Constraint as creative spark: Limits often fuel invention. Having to work within a set framework forced me to be deliberate. Each chapter had to earn its place. Each scene had to pull its weight. There was no room for drift. The structure became less of a cage and more of a compass.
Echoing the past while creating something new: Like the Creature himself, Mademoiselle Frankenstein is stitched together from fragments of the past. It carries Shelley’s structural DNA, but its identity—its voice, its soul—is its own. The novel exists in conversation with Frankenstein, but it doesn’t mimic. It answers.
Other Novels That Work This Way
This kind of structural mirroring isn’t common, but it’s not unheard of. The Hours by Michael Cunningham echoes the rhythm of Mrs. Dalloway while shifting timelines and characters. The homage is subtle, but powerful. Joyce Carol Oates’s A Bloodsmoor Romance plays with serialized 19th-century forms, both satirizing and revering their conventions. These books likewise speak to the originals in structure and tone, but tell their own stories entirely.

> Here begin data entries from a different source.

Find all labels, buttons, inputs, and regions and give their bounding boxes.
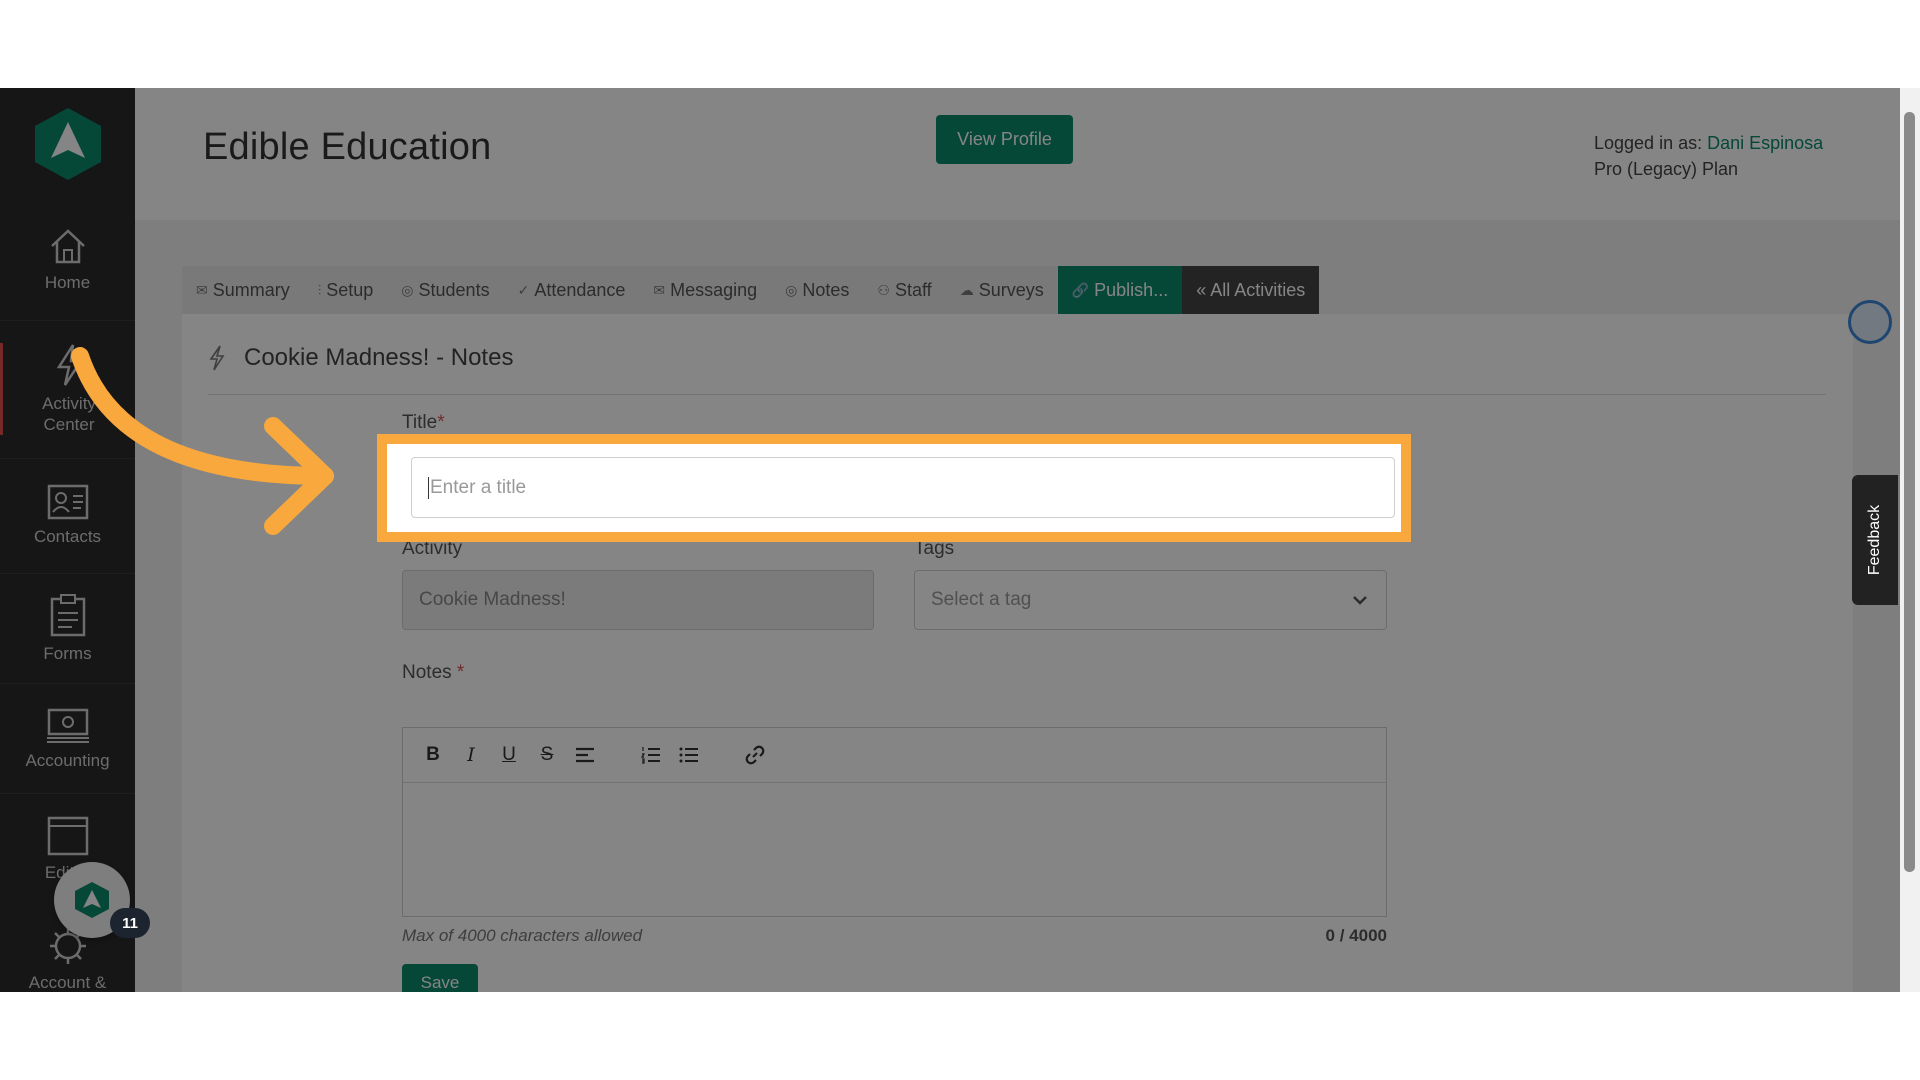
tab-label: Messaging (670, 280, 758, 300)
notes-helper-text: Max of 4000 characters allowed (402, 926, 643, 945)
scrollbar[interactable] (1900, 88, 1920, 992)
text-caret (428, 476, 429, 499)
notes-label-text: Notes (402, 662, 452, 683)
italic-button[interactable]: I (457, 741, 485, 769)
tab-summary[interactable]: ✉ Summary (182, 266, 304, 314)
plan-name: Pro (Legacy) Plan (1594, 159, 1739, 179)
tab-label: Summary (212, 280, 290, 300)
activity-field: Cookie Madness! (402, 570, 874, 630)
logged-in-info: Logged in as: Dani Espinosa Pro (Legacy)… (1594, 130, 1823, 182)
tab-label: Attendance (534, 280, 626, 300)
title-label-text: Title (402, 412, 438, 433)
divider (0, 320, 135, 321)
clipboard-icon (50, 594, 85, 637)
tab-setup[interactable]: ⫶ Setup (304, 266, 388, 314)
notes-label: Notes * (402, 662, 464, 684)
ordered-list-button[interactable] (637, 741, 665, 769)
title-placeholder: Enter a title (430, 476, 527, 498)
browser-window-icon (47, 816, 88, 856)
editor-toolbar: B I U S (403, 728, 1386, 783)
notes-editor: B I U S (402, 727, 1387, 917)
save-button[interactable]: Save (402, 964, 478, 992)
sidebar-item-label: Home (44, 273, 91, 292)
sidebar-item-accounting[interactable]: Accounting (0, 706, 135, 771)
align-left-icon (576, 747, 594, 763)
strikethrough-button[interactable]: S (533, 741, 561, 769)
logged-in-prefix: Logged in as: (1594, 133, 1708, 153)
tab-label: Students (418, 280, 490, 300)
setup-icon: ⫶ (317, 282, 322, 298)
user-name-link[interactable]: Dani Espinosa (1707, 133, 1823, 153)
link-icon: 🔗 (1071, 282, 1090, 298)
scrollbar-thumb[interactable] (1904, 112, 1915, 872)
tab-label: Setup (326, 280, 374, 300)
tab-messaging[interactable]: ✉ Messaging (639, 266, 771, 314)
view-profile-button[interactable]: View Profile (936, 115, 1073, 164)
notes-form-panel: Cookie Madness! - Notes Title* Activity … (182, 314, 1853, 992)
cloud-icon: ☁ (959, 282, 974, 298)
tab-label: Surveys (978, 280, 1044, 300)
staff-icon: ⚇ (877, 282, 890, 298)
money-icon (46, 708, 89, 743)
sidebar-item-account[interactable]: Account & (0, 926, 135, 992)
bold-button[interactable]: B (419, 741, 447, 769)
sidebar-item-home[interactable]: Home (0, 226, 135, 293)
sidebar-item-forms[interactable]: Forms (0, 593, 135, 664)
tutorial-arrow-icon (71, 347, 334, 535)
bullet-list-icon (679, 747, 698, 763)
tab-notes[interactable]: ◎ Notes (771, 266, 863, 314)
divider (0, 573, 135, 574)
required-mark: * (437, 412, 445, 433)
feedback-tab[interactable]: Feedback (1852, 475, 1898, 605)
ordered-list-icon (641, 747, 660, 764)
notification-badge: 11 (110, 908, 150, 938)
summary-icon: ✉ (196, 282, 208, 298)
link-button[interactable] (741, 741, 769, 769)
sidebar-item-label: Forms (43, 644, 92, 663)
chevron-down-icon (1353, 596, 1367, 605)
tab-label: Publish... (1094, 280, 1169, 300)
character-counter: 0 / 4000 (1325, 926, 1387, 945)
bullet-list-button[interactable] (675, 741, 703, 769)
app-frame: Home Activity Center Contacts Forms Acco… (0, 88, 1920, 992)
tab-label: Staff (894, 280, 932, 300)
divider (208, 394, 1826, 395)
sidebar-item-label: Accounting (25, 751, 110, 770)
circle-c-icon[interactable] (1848, 300, 1892, 344)
tags-placeholder: Select a tag (931, 589, 1032, 610)
required-mark: * (456, 662, 465, 683)
tab-attendance[interactable]: ✓ Attendance (504, 266, 640, 314)
divider (0, 683, 135, 684)
app-logo-icon (75, 882, 109, 918)
tags-select[interactable]: Select a tag (914, 570, 1387, 630)
app-logo (35, 108, 101, 180)
page-title: Edible Education (203, 126, 492, 168)
envelope-icon: ✉ (653, 282, 666, 298)
tab-publish[interactable]: 🔗 Publish... (1057, 266, 1183, 314)
tab-all-activities[interactable]: « All Activities (1182, 266, 1320, 314)
tutorial-highlight-box: Enter a title (377, 434, 1411, 542)
title-label: Title* (402, 412, 445, 434)
page-header: Edible Education View Profile Logged in … (135, 88, 1900, 220)
title-input[interactable]: Enter a title (411, 457, 1395, 518)
main-content: ✉ Summary ⫶ Setup ◎ Students ✓ Attendance ✉ M… (135, 220, 1900, 992)
align-button[interactable] (571, 741, 599, 769)
underline-button[interactable]: U (495, 741, 523, 769)
students-icon: ◎ (401, 282, 414, 298)
activity-tabs: ✉ Summary ⫶ Setup ◎ Students ✓ Attendance ✉ M… (182, 266, 1320, 314)
tab-staff[interactable]: ⚇ Staff (863, 266, 945, 314)
tab-students[interactable]: ◎ Students (387, 266, 503, 314)
tab-label: Notes (802, 280, 850, 300)
feedback-label: Feedback (1866, 504, 1884, 576)
divider (0, 793, 135, 794)
sidebar-item-label: Account & (28, 973, 107, 992)
notes-icon: ◎ (785, 282, 798, 298)
tab-surveys[interactable]: ☁ Surveys (946, 266, 1058, 314)
tab-label: « All Activities (1196, 280, 1306, 300)
link-icon (745, 745, 765, 765)
home-icon (50, 229, 85, 264)
checkmark-icon: ✓ (517, 282, 530, 298)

The Strange Freedom of Writing This Way
Working within Frankenstein’s shape wasn’t always easy. Sometimes I had to bend my story to fit it. Other times, the structure unlocked things I wouldn’t have found otherwise. The rhythm guided me—slow revelations, accelerating dread, a final descent. In the end, Mademoiselle Frankenstein is what the Creature was: a new form built from old parts. Not a copy. Not a replacement. A creation with its own will, haunted by its lineage.
Have you ever read a book where you sensed an invisible structure underneath?